Technical Release 2011-02 identifies two broad classes of plans and policies: those that are subject to state external review laws, and those that must adhere to a federal standard. The state standards apply to fully-insured arrangements and to self-funded plans that are subject to state law (i.e., plans, such as non-federal governmental plans and church plans that are exempt from regulation under ERISA). In contrast, federal rules apply to ERISA-covered plans; plans in jurisdictions with no external review standards, and from after January 1, 2012; and plans in jurisdictions with non-compliant external review standards. Where state external review laws are concerned, before 2014 there are three possibilities. Click here to see a table of the respective consequences.
Beginning in 2014, a state external review process will need to satisfy the requirements set out in the NAIC Uniform Model Act (i.e., have an NAIC parallel process) or else the plan or issuer will become subject to a federally-administered external review process. HHS determines whether each state external review process meets the standards for NAIC-parallel processes or the standards for NAIC-similar processes. It is expected that this determination process will be completed by July 31, 2011. States that disagree have certain appellate rights. The federal external review process, which was first prescribed in Technical Release 2010-01, is modified by Technical Release 2011-02. Generally, self-insured nonfederal governmental health plans, as well as health insurance issuers in the group and individual market in states whose external review processes are deficient, must participate in a federally-administered external review process. Plans subject to ERISA or the Code are permitted to choose to comply with either the HHS-administered process or a Private Accredited IRO Process.

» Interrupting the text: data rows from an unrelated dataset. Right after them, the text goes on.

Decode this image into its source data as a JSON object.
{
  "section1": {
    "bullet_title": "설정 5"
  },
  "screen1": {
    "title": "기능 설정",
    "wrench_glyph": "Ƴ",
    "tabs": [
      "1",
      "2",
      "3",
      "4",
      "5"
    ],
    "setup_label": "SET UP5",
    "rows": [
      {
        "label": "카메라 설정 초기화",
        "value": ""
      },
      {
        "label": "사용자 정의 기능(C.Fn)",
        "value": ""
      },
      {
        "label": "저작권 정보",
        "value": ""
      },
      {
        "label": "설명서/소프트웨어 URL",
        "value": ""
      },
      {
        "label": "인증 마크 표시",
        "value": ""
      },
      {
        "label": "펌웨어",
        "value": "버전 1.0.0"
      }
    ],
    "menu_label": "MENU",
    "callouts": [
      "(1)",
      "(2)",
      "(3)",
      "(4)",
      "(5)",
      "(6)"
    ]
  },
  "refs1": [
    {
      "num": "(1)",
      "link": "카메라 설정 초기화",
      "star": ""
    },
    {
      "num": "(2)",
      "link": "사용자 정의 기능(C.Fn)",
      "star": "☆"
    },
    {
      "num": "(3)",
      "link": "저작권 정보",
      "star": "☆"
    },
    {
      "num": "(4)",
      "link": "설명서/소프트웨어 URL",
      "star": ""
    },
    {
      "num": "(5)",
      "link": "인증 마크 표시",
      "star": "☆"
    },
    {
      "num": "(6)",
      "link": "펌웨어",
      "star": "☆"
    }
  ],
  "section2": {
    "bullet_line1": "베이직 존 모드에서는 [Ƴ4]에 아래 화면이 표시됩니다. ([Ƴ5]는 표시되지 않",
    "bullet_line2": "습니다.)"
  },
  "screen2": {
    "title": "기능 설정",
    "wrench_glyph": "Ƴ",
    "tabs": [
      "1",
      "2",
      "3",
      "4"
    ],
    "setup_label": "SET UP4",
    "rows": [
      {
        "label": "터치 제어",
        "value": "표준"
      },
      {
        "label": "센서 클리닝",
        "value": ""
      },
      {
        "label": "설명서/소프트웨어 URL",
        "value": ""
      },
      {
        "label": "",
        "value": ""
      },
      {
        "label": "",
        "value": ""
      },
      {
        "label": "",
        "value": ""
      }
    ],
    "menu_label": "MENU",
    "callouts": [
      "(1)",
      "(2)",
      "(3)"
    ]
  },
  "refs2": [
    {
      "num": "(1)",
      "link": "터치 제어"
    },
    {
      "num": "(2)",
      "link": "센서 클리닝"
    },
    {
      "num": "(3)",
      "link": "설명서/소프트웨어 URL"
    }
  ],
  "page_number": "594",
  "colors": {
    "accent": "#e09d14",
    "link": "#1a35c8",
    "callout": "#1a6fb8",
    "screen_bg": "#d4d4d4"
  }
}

Separately, Technical Release 2010-01 established an interim enforcement safe harbor regarding self-insured plans subject to ERISA and/or the Code under which no enforcement action would be taken against a group health plan that either complied with the standards set forth in the technical release, or voluntarily complied with a state external review process. One of the technical release’s standards was a requirement that plans were to contract with at least three accredited IROs and rotate assignments among them (or incorporate other independent, unbiased methods for selection of IROs, such as random selection). But as a result of comments by plans and issuers, the Departments issued a set of frequently asked questions that provided that, for those plans that did not meet the safe harbor, compliance was still possible and would be determined on a case-by-case basis. Technical Release 2011-02 again modifies this rule. To be eligible for the enforcement safe harbor described above, self-insured plans will be required to contract with at least two IROs by January 1, 2012 and with at least three IROs by July 1, 2012 and to rotate assignments among them.
The crafting and implementation of the Act’s claims procedure rules is proving to be a daunting task, with respect to which the June 2011 IFR and Technical Release 2011-02 are generally welcome developments. While there is bound to be disagreement in some quarters, the rules are now at least marginally more administrable. Compliance with the Act’s claims procedure rules is not, however, merely a matter of modifying a few policies and procedures and adopting accompanying IT “patches.” Rather, changes will need to be made in institutional culture, particularly among plan vendors and health insurance issuers. These rules are granular, highly prescriptive and demanding, and the costs of failing to comply can be substantial for plans and issuers. As a consequence, the new operational standard is perfection, or something very close to it.